Michael van Wyk, from Vanrhynsdorp in the Matzikama Municipality, works from home as a graphic designer and said he had to plan his projects according to when the electricity was on.
But working to deadline, and Eskom not adhering to its load shedding schedule, had an adverse effect on business.
This week, load shedding took place twice in the municipality, Van Wyk said, and to add to that it was out of the given time frame.
“It’s bad enough having an outage, as it affects our livelihoods. I work to deadline and every minute counts.”
Luvuyo Rani, who in 2016 was named the Schwab Foundation social entrepreneur at the World Economic Forum, said the impact on revenue could already be felt.
Rani is managing director of Silulo Ulutho Technologies, which has 46 branches in and around Cape Town’s townships.
His company sells second-hand computers, runs internet cafés, a computer school and installs software.
“It’s already tough for small businesses and this makes it worse. I have had computers destroyed because of load shedding,” Rani said.
Eskom did not respond to questions yesterday.
The state-owned company said earlier: “Our maintenance teams continue to work hard to bring the units back to service.
“Customers are reminded to treat all electrical points as live during load shedding.
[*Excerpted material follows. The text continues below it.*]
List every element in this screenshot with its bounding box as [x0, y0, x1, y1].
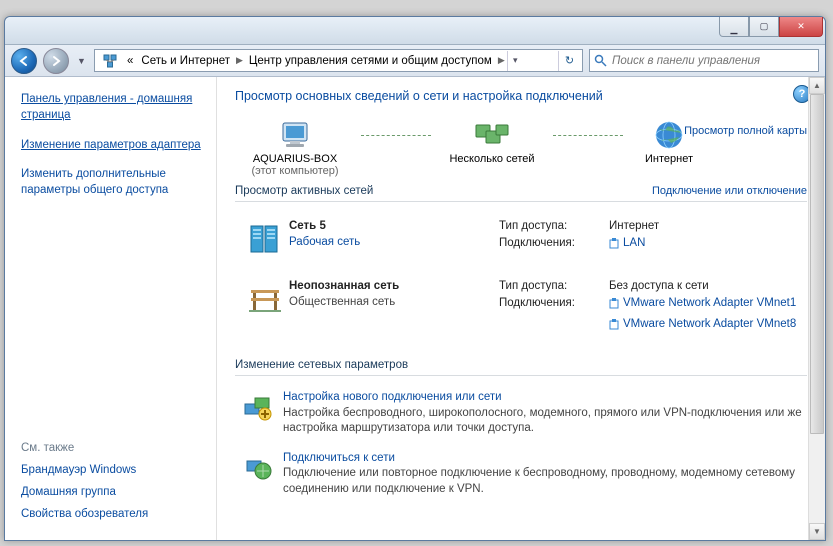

Eskom would like to sincerely apologise for the inconvenience caused.”
Stage 2 calls for 2 000MW to be rotationally load shed nationally at a given period.
“Load shedding is conducted rotationally as a measure of last resort to protect the power system from a total collapse or blackout.
“We continue to appeal to residents and businesses to use electricity sparingly during this period.
“Please switch off geysers, as well as all non-essential lighting and electricity appliances to assist in reducing demand.”
The Cape Chamber of Commerce has in the meantime urged businesses to be less reliant on Eskom power.
Chamber president Janine Myburgh said: “South Africa has huge reserves of coal, but the problem is that most of this coal is being transported by road at great cost and that problem will not go away quickly.
“Eskom has failed to develop the mines near the power stations and to do so now will cost money that Eskom doesn’t have, and it will take years.”